Any particular reason for using deferred rendering then? Usually you’d use it if you have lots of point lights, because otherwise it’s a performance hit.
Yes, everything you draw does.
It’s far more optimized than having a huge mesh with a billion separate objects on it. The whole point of the terrain system is to be more efficient than “normal” objects.
–Eric
I read somewhere in the Unity docs that 1200-1600(?) – I don’t recall, somewhere around there – is the sweet spot for per model minimum poly count. Below that the overhead associated with drawing the model means you aren’t conserving much with less detail.
As with everything, it really depends. On static objects, going super low poly isn’t going to help on PC much, draw calls are more important. With animated meshes, it can make a difference if you have a lot of characters on screen since every vertex has to be moved.
Poly counts really aren’t going to be your problem. The issue is draw calls with unity.
If you have 500 draw calls with your terrain, you need to look into batching and mesh merging.
As for polycounts, you can safely go up to 5K-10K depending on the type of object you are representing, and not have a problem. Of course, we’re talking PC. iOS/Mobile environments will be significantly less.

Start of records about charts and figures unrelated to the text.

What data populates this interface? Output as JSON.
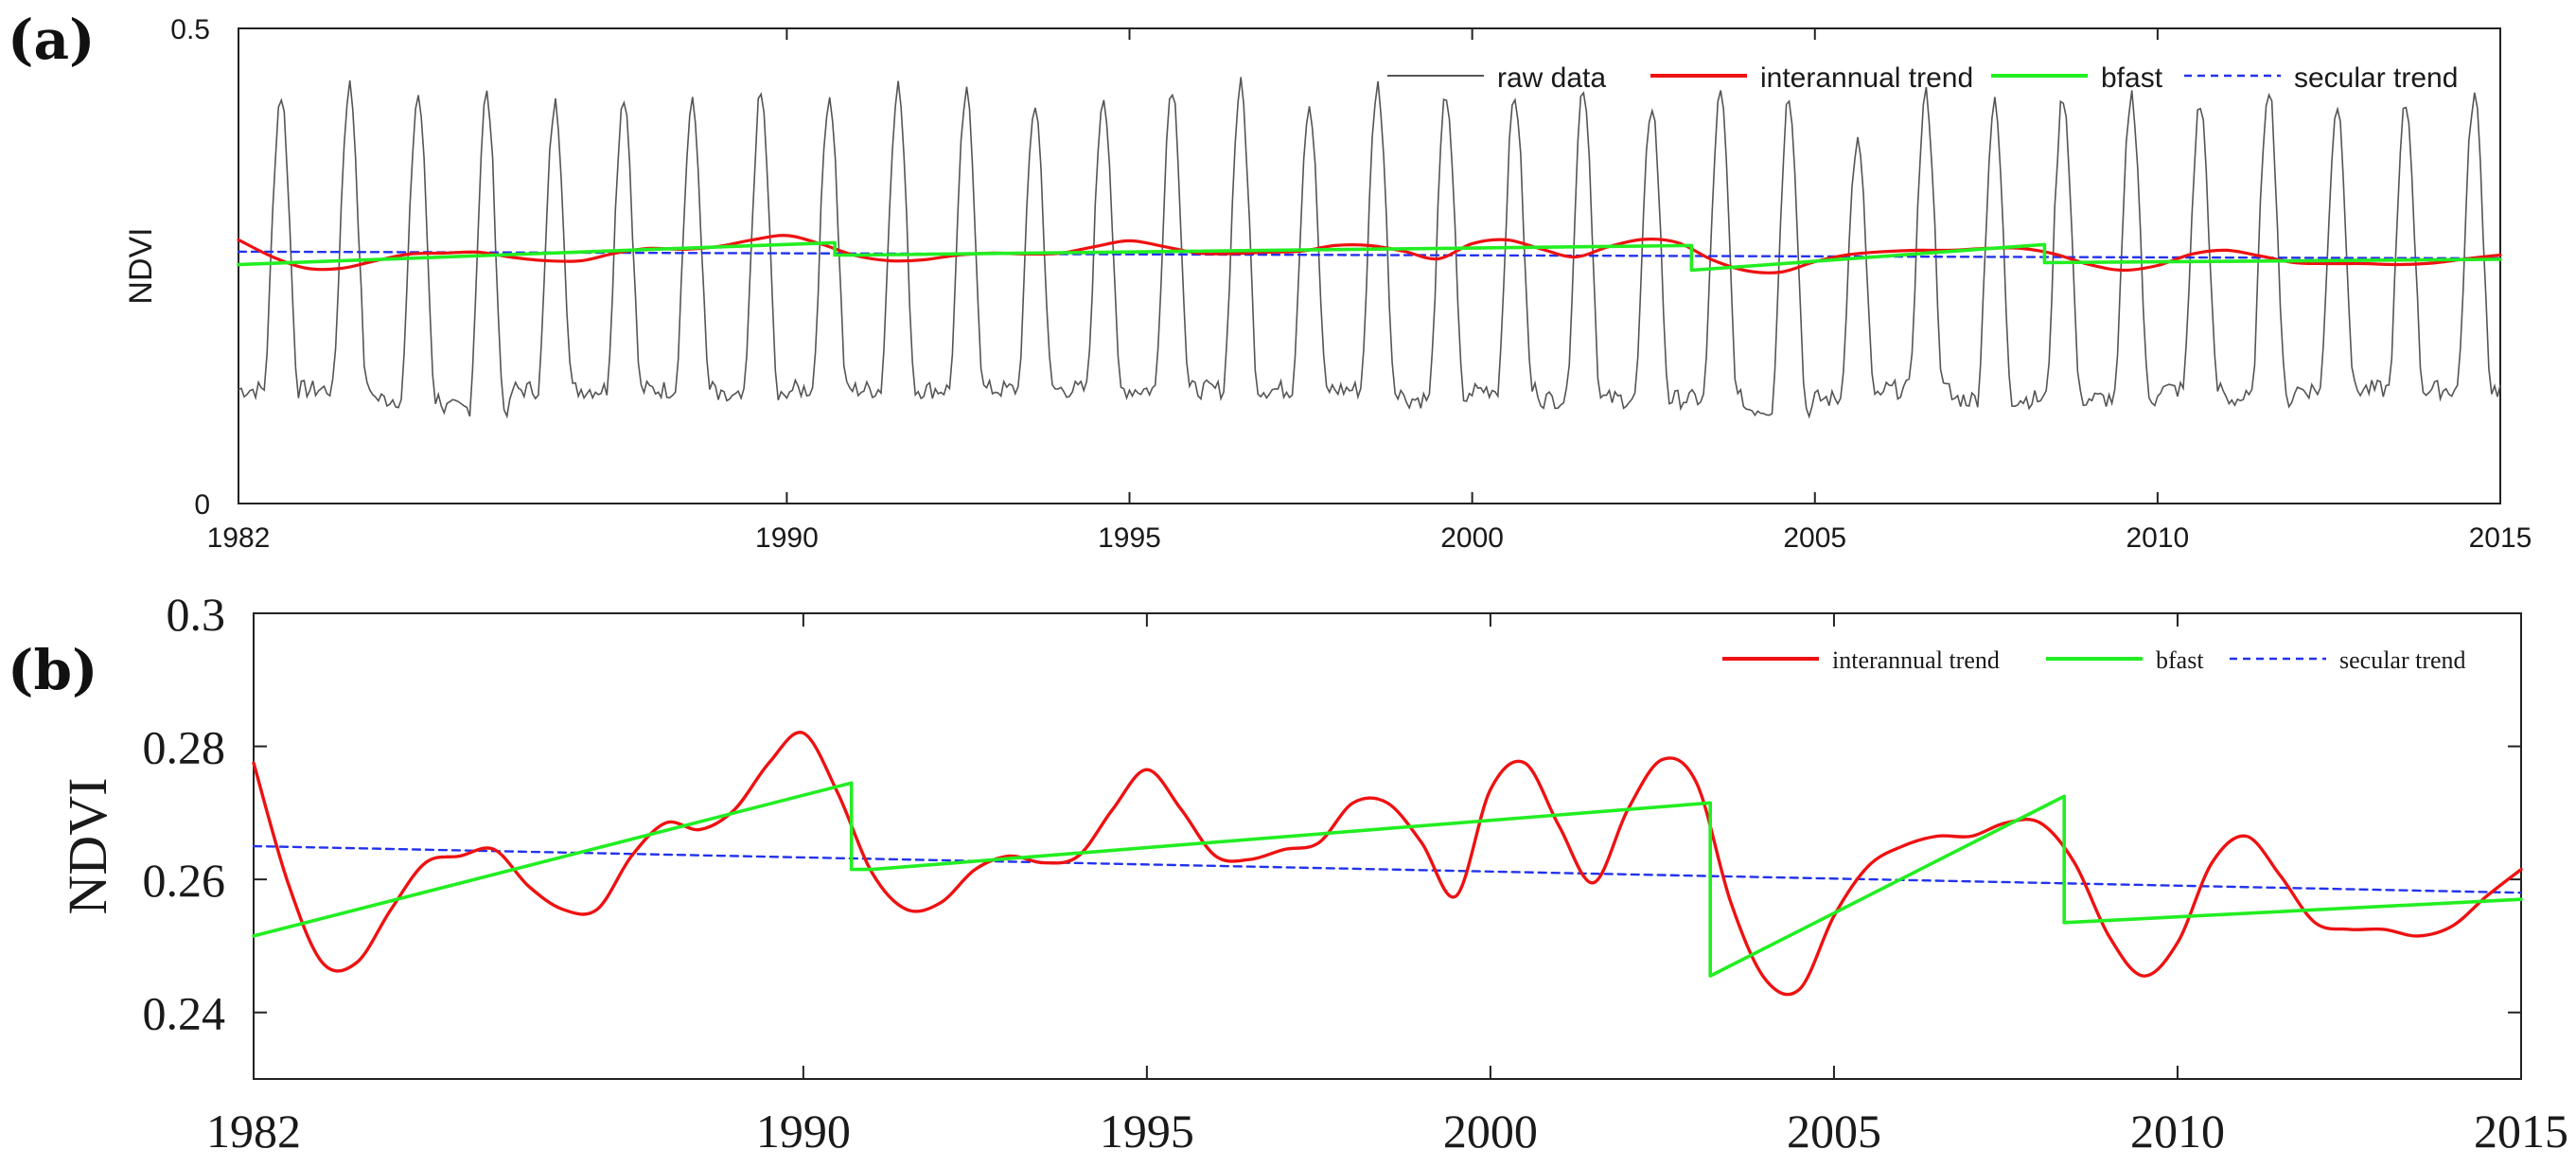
{
  "colors": {
    "raw": "#555555",
    "interannual": "#ee1111",
    "bfast": "#22ee22",
    "secular": "#2233ee",
    "axis": "#222222"
  },
  "chart_data": [
    {
      "panel_label": "(a)",
      "type": "line",
      "title": "",
      "xlabel": "",
      "ylabel": "NDVI",
      "xlim": [
        1982,
        2015
      ],
      "ylim": [
        0,
        0.5
      ],
      "x_ticks": [
        1982,
        1990,
        1995,
        2000,
        2005,
        2010,
        2015
      ],
      "x_tick_labels": [
        "1982",
        "1990",
        "1995",
        "2000",
        "2005",
        "2010",
        "2015"
      ],
      "y_ticks": [
        0,
        0.5
      ],
      "y_tick_labels": [
        "0",
        "0.5"
      ],
      "legend_position": "top-right",
      "legend": [
        "raw data",
        "interannual trend",
        "bfast",
        "secular trend"
      ],
      "raw_data": {
        "name": "raw data",
        "description": "seasonal NDVI, one cycle per year",
        "seasonal_peaks": [
          0.43,
          0.44,
          0.43,
          0.43,
          0.42,
          0.43,
          0.42,
          0.43,
          0.43,
          0.44,
          0.43,
          0.42,
          0.43,
          0.44,
          0.44,
          0.42,
          0.44,
          0.43,
          0.43,
          0.44,
          0.42,
          0.43,
          0.43,
          0.38,
          0.43,
          0.42,
          0.43,
          0.43,
          0.42,
          0.44,
          0.42,
          0.42,
          0.43
        ],
        "seasonal_troughs": [
          0.12,
          0.12,
          0.11,
          0.1,
          0.12,
          0.12,
          0.12,
          0.11,
          0.12,
          0.12,
          0.12,
          0.12,
          0.12,
          0.12,
          0.12,
          0.12,
          0.12,
          0.11,
          0.12,
          0.11,
          0.11,
          0.11,
          0.1,
          0.11,
          0.12,
          0.11,
          0.11,
          0.11,
          0.12,
          0.11,
          0.12,
          0.12,
          0.12
        ]
      },
      "series": [
        {
          "name": "interannual trend",
          "x": [
            1982.0,
            1982.5,
            1983.0,
            1983.5,
            1984.0,
            1984.5,
            1985.0,
            1985.5,
            1986.0,
            1986.5,
            1987.0,
            1987.5,
            1988.0,
            1988.5,
            1989.0,
            1989.5,
            1990.0,
            1990.5,
            1991.0,
            1991.5,
            1992.0,
            1992.5,
            1993.0,
            1993.5,
            1994.0,
            1994.5,
            1995.0,
            1995.5,
            1996.0,
            1996.5,
            1997.0,
            1997.5,
            1998.0,
            1998.5,
            1999.0,
            1999.5,
            2000.0,
            2000.5,
            2001.0,
            2001.5,
            2002.0,
            2002.5,
            2003.0,
            2003.5,
            2004.0,
            2004.5,
            2005.0,
            2005.5,
            2006.0,
            2006.5,
            2007.0,
            2007.5,
            2008.0,
            2008.5,
            2009.0,
            2009.5,
            2010.0,
            2010.5,
            2011.0,
            2011.5,
            2012.0,
            2012.5,
            2013.0,
            2013.5,
            2014.0,
            2014.5,
            2015.0
          ],
          "values": [
            0.2775,
            0.2595,
            0.2475,
            0.2475,
            0.2555,
            0.2625,
            0.2635,
            0.2645,
            0.259,
            0.2555,
            0.2555,
            0.2635,
            0.2685,
            0.2675,
            0.2705,
            0.2775,
            0.282,
            0.273,
            0.261,
            0.2555,
            0.2565,
            0.2615,
            0.2635,
            0.2625,
            0.2635,
            0.2705,
            0.2765,
            0.2705,
            0.2635,
            0.263,
            0.2645,
            0.2655,
            0.2715,
            0.2715,
            0.2655,
            0.2575,
            0.2735,
            0.2775,
            0.268,
            0.2595,
            0.2705,
            0.278,
            0.2745,
            0.2565,
            0.245,
            0.2435,
            0.2545,
            0.262,
            0.265,
            0.2665,
            0.2665,
            0.2685,
            0.2685,
            0.2625,
            0.2515,
            0.2455,
            0.2505,
            0.2625,
            0.2665,
            0.2605,
            0.2535,
            0.2525,
            0.2525,
            0.2515,
            0.253,
            0.2575,
            0.2615
          ]
        },
        {
          "name": "bfast",
          "x": [
            1982.0,
            1990.7,
            1990.7,
            1991.0,
            2003.2,
            2003.2,
            2008.35,
            2008.35,
            2015.0
          ],
          "values": [
            0.2515,
            0.2745,
            0.2615,
            0.2615,
            0.2715,
            0.2455,
            0.2725,
            0.2535,
            0.257
          ]
        },
        {
          "name": "secular trend",
          "x": [
            1982,
            2015
          ],
          "values": [
            0.265,
            0.258
          ]
        }
      ]
    },
    {
      "panel_label": "(b)",
      "type": "line",
      "title": "",
      "xlabel": "",
      "ylabel": "NDVI",
      "xlim": [
        1982,
        2015
      ],
      "ylim": [
        0.23,
        0.3
      ],
      "x_ticks": [
        1982,
        1990,
        1995,
        2000,
        2005,
        2010,
        2015
      ],
      "x_tick_labels": [
        "1982",
        "1990",
        "1995",
        "2000",
        "2005",
        "2010",
        "2015"
      ],
      "y_ticks": [
        0.24,
        0.26,
        0.28,
        0.3
      ],
      "y_tick_labels": [
        "0.24",
        "0.26",
        "0.28",
        "0.3"
      ],
      "legend_position": "top-right",
      "legend": [
        "interannual trend",
        "bfast",
        "secular trend"
      ],
      "series": [
        {
          "name": "interannual trend",
          "x": [
            1982.0,
            1982.5,
            1983.0,
            1983.5,
            1984.0,
            1984.5,
            1985.0,
            1985.5,
            1986.0,
            1986.5,
            1987.0,
            1987.5,
            1988.0,
            1988.5,
            1989.0,
            1989.5,
            1990.0,
            1990.5,
            1991.0,
            1991.5,
            1992.0,
            1992.5,
            1993.0,
            1993.5,
            1994.0,
            1994.5,
            1995.0,
            1995.5,
            1996.0,
            1996.5,
            1997.0,
            1997.5,
            1998.0,
            1998.5,
            1999.0,
            1999.5,
            2000.0,
            2000.5,
            2001.0,
            2001.5,
            2002.0,
            2002.5,
            2003.0,
            2003.5,
            2004.0,
            2004.5,
            2005.0,
            2005.5,
            2006.0,
            2006.5,
            2007.0,
            2007.5,
            2008.0,
            2008.5,
            2009.0,
            2009.5,
            2010.0,
            2010.5,
            2011.0,
            2011.5,
            2012.0,
            2012.5,
            2013.0,
            2013.5,
            2014.0,
            2014.5,
            2015.0
          ],
          "values": [
            0.2775,
            0.2595,
            0.2475,
            0.2475,
            0.2555,
            0.2625,
            0.2635,
            0.2645,
            0.259,
            0.2555,
            0.2555,
            0.2635,
            0.2685,
            0.2675,
            0.2705,
            0.2775,
            0.282,
            0.273,
            0.261,
            0.2555,
            0.2565,
            0.2615,
            0.2635,
            0.2625,
            0.2635,
            0.2705,
            0.2765,
            0.2705,
            0.2635,
            0.263,
            0.2645,
            0.2655,
            0.2715,
            0.2715,
            0.2655,
            0.2575,
            0.2735,
            0.2775,
            0.268,
            0.2595,
            0.2705,
            0.278,
            0.2745,
            0.2565,
            0.245,
            0.2435,
            0.2545,
            0.262,
            0.265,
            0.2665,
            0.2665,
            0.2685,
            0.2685,
            0.2625,
            0.2515,
            0.2455,
            0.2505,
            0.2625,
            0.2665,
            0.2605,
            0.2535,
            0.2525,
            0.2525,
            0.2515,
            0.253,
            0.2575,
            0.2615
          ]
        },
        {
          "name": "bfast",
          "x": [
            1982.0,
            1990.7,
            1990.7,
            1991.0,
            2003.2,
            2003.2,
            2008.35,
            2008.35,
            2015.0
          ],
          "values": [
            0.2515,
            0.2745,
            0.2615,
            0.2615,
            0.2715,
            0.2455,
            0.2725,
            0.2535,
            0.257
          ]
        },
        {
          "name": "secular trend",
          "x": [
            1982,
            2015
          ],
          "values": [
            0.265,
            0.258
          ]
        }
      ]
    }
  ]
}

Though, I do have a bit of a different setup than most people, as I’m working on some projects using a 3D Dot Heroes style graphics engine running at the moment, so even with a simple model, I get up in the thousands of polygons quite quickly, and I’ve had to accommodate for that.
No, it’s much higher than that. It depends on the GPU of course but that kind of poly count is quite a few years out of date.
It’s not necessarily an issue. 5000 would be too many, yes. 2000 isn’t really a problem with the kind of hardware mentioned in this topic.
The terrain system already does that. It’s not something you have any real control over, although indirectly you can affect it by using a larger pixel error; that way there won’t be as many subdivisions.
–Eric
here is one of the tests i have done, about the terrain part i mentioned earlier, the terrain in unity engine had more drawcalls that bringing a 35k mesh, everything seems a bit too tricky, even how you handle the resolution in the terrain engine in unity. i even realize that trying to use the trees with the terrain engine they don’t have colliders, so if i want to be able to collide with trees i have to drag them one by one.
i can probably try a different renderer such as the foward rendering since i only have one light on the scene.
it’s like there is no ending to the optimization when it comes about creating something with a larger quality.
what about textures, is there a size i should be sticking with? icons?
That’s much much lower res than a standard terrain with the default resolution. It can work in some cases, but if you want a reasonably large area that doesn’t look like a bunch of huge triangles, you need to use some kind of terrain system.
Not quite sure what that means…if you’re having difficulty, the docs explain everything quite well in detail. It’s a straightforward heightmap system.
They do if you add colliders and use the “Create tree colliders” option.
–Eric
about checking one the block that says generate colliders and even having to make shure each tree in the import setting has a collider it doesn’t work, i still end up having to drag out a tree one by one if i want to be able to use colliders.